The nurse has implemented interventions aimed at facilitating family coping in the care of a patient with a traumatic brain injury. How can the nurse best facilitate family coping?
- A. Help the family understand that the patient could have died.
- B. Emphasize the importance of accepting the patients new limitations.
- C. Have the members of the family plan the patients inpatient care.
- D. Assist the family in setting appropriate short-term goals.
Correct Answer: D
Rationale: Setting short-term goals helps families cope by providing achievable targets. Downplaying severity or emphasizing acceptance may not aid coping, and families cannot plan inpatient care.

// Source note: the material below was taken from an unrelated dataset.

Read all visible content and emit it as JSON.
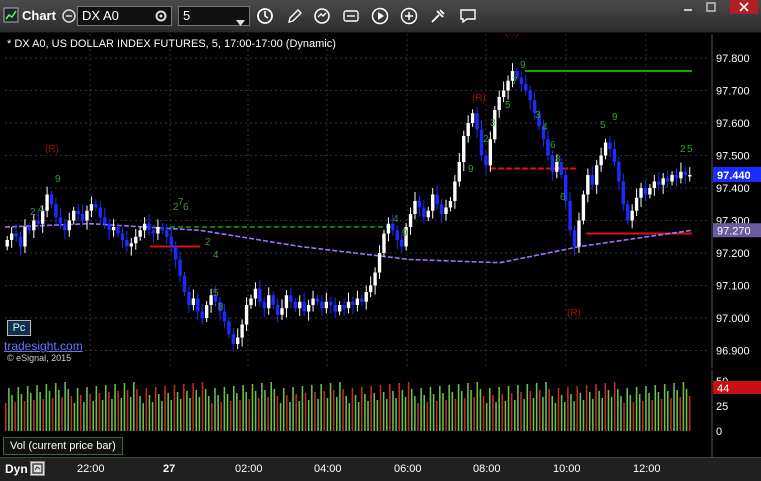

A patient is admitted to the neurologic ICU with a C4 spinal cord injury. When writing the plan of care for this patient, which of the following nursing diagnoses would the nurse prioritize in the immediate care of this patient?
- A. Risk for impaired skin integrity related to immobility.
- B. Impaired physical mobility related to loss of motor function.
- C. Ineffective breathing patterns related to weakness of the intercostal muscles.
- D. Unable to void spontaneously due to neurogenic bladder.
Correct Answer: C
Rationale: Ineffective breathing is the priority due to C4 SCI affecting diaphragmatic and intercostal function, often requiring ventilatory support. Other diagnoses are secondary in immediate care.
A patient is admitted to the neurologic ICU with a spinal cord injury. When assessing the patient the nurse notes there is a sudden depression of reflex activity in the spinal cord below the level of injury. What should the nurse suspect?
- A. Epidural hemorrhage
- B. Hypertensive emergency
- C. Spinal shock
- D. Hypovolemia
Correct Answer: C
Rationale: Spinal shock causes absent reflexes, flaccidity, and hypotension below the injury level. Other conditions do not produce this specific reflex depression.